Novità fiscali per le imprese nell'anno 2026
20/01/26

Oltre 500 iscritti (fra presenza e online) al convegno in Confcommercio Milano, gratuito e aperto alle imprese, sulle "Novità fiscali per le imprese nel 2026. La legge di bilancio e le altre disposizioni fiscali".
La Legge di Bilancio 2026 è diventata definitiva il 30 dicembre 2025, con il via libera finale della Camera dopo l’approvazione del Senato. La manovra è ora pienamente operativa e introduce numerose novità fiscali, contributive e settoriali che interessano direttamente imprese, commercianti e lavoratori autonomi.
Quali sono le novità introdotte?
Sono intervenuti:
- Marco Barbieri - Segretario Generale, Confcommercio
- Maurizio Leo - Vice Ministro, Ministero dell’Economia e delle Finanze
- Vincenzo De Luca - Responsabile Settore Fiscalità di Impresa, Confcommercio
- Giampaolo Foresi - Direttore Servizi Tributari, Confcommercio Milano
- Federica Sottotetti - Responsabile Servizio Tributario, Confcommercio Milano
- Francesco Sciarini - Servizio Bilancio e Contabilità, Confcommercio Milano
Il giudizio di Confcommercio sulla legge di Bilancio è positivo: “È stata una manovra difficile perché, in termini di importo, doveva stare in un rapporto deficit/Pil sotto il 3% e quindi bisognava tenere i conti in ordine, ma sono state realizzate iniziative importanti nei confronti delle imprese" ha detto Marco Barbieri, segretario generale di Confcommercio, inaugurando i lavori del convegno “Novità fiscali per le imprese e i professionisti nell'anno 2026.
Per Vincenzo De Luca, Responsabile Settore Fiscalità di Impresa Confcommercio, la manovra di Bilancio è seria, equilibrata e responsabile. Prevede interventi per circa 22 miliardi di euro: “naturalmente l'obiettivo principale era quello di mantenere in ordine i conti pubblici, ma con alcune misure mirate sostiene il potere d'acquisto dei redditi bassi, interviene sul lavoro dipendente sul ceto medio e incentiva gli investimenti delle imprese”. Confcommercio, ha rilevato De Luca, ha svolto un'importante azione politica nei confronti del Governo su alcune misure: “Mi riferisco in particolare alla riduzione della seconda aliquota dell'Irpef dal 35 al 33 percento per lo scaglione di reddito che va da 28 mila a 50 mila euro. Si tratta di 13,6 milioni di contribuenti, il 32% del totale. Il beneficio medio a contribuente è pari a 218 euro annui, con un beneficio massimo di 440 euro l'anno. Il nostro auspicio è che si allarghi la platea di questi contribuenti affinché possano beneficiare della riduzione Irpef con l'innalzamento dello scaglione di reddito da 50 a 60 mila euro”.

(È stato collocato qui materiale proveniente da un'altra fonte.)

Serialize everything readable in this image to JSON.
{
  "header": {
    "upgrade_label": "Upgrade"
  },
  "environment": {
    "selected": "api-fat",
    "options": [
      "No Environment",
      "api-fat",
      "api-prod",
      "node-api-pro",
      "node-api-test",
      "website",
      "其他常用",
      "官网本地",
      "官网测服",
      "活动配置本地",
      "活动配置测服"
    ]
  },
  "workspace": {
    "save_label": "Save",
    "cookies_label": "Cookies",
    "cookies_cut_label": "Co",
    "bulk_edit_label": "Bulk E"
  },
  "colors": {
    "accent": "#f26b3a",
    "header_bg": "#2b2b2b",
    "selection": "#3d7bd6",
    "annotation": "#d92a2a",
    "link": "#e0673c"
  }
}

“Altra misura importantissima per il nostro sistema” ha proseguito De Luca “soprattutto perché da valore ai contratti collettivi nazionali del terziario del turismo” l’inclusione anche dei contratti sottoscritti nel corso del 2024 per la detassazione degli aumenti contrattuali.
Di rilievo anche “l’aver scongiurato la stretta sulle compensazioni dei crediti d'imposta con I debiti contributivi assicurativi nei confronti di Inps e Inail”.